Here we are, 10 months later. We’ve not got probate yet (because of covid), and so we’ve not sold our childhood home yet, or even managed to get it decorated (because of covid). And most of all, I still can’t believe that she’s gone. I think because EVERYTHING is so weird, it’s hard to grieve properly. I don’t get to see her on weekends, but I wouldn’t be able to anyway, because of lockdown. I can’t phone her every day after picking Ethan up from nursery, because he’s started school, but isn’t at school, because he’s at home, because of lockdown. Sometimes I feel bad because I don’t feel anything, then sometimes I’ll howl with grief because I remember something, like the existence of armchairs.
There’s also a sense of relief that she isn’t here to have her last years marred by lockdown.
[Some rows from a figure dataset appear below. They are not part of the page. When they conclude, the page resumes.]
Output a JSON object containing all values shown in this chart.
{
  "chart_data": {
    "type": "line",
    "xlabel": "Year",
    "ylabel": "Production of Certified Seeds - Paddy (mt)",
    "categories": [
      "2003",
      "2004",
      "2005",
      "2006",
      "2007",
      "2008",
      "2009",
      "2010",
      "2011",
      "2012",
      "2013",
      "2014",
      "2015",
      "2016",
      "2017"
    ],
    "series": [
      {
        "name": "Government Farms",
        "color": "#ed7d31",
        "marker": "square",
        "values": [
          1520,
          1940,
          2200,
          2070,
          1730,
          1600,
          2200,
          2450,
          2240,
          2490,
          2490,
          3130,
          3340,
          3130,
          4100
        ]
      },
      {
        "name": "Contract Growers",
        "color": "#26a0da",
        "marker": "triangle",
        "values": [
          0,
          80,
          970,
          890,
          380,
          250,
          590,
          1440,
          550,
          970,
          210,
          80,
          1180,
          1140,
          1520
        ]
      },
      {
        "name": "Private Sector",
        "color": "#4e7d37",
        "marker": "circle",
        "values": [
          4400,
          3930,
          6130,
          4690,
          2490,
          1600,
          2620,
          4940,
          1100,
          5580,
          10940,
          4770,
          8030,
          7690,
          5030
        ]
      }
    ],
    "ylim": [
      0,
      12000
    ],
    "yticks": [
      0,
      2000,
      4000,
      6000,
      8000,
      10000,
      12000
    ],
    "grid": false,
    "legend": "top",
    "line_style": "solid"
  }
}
My mom basically loved three things, her family, smoking, and going out for dinners (sometimes it was questionable whether it was actually in that order). I think the idea of no more cafe lunches or pub dinners would have horrified her – as I’ve said to many a person, her dying on the day the pubs shut was possibly the most on-brand thing she ever did. But it still hurts. The first time I went into a Morrisons cafe (back when ‘Eat Out to Help Out’ was the order of the day, before, ‘Oh shit what have we done? Abort! Abort!’) I burst into tears, as I remembered all the times we’d eaten there when I’d taken her to do her shopping.
Anyway, that’s that done. Thanks for coming to my therapy session. RIP mom, you’re dad’s problem again now.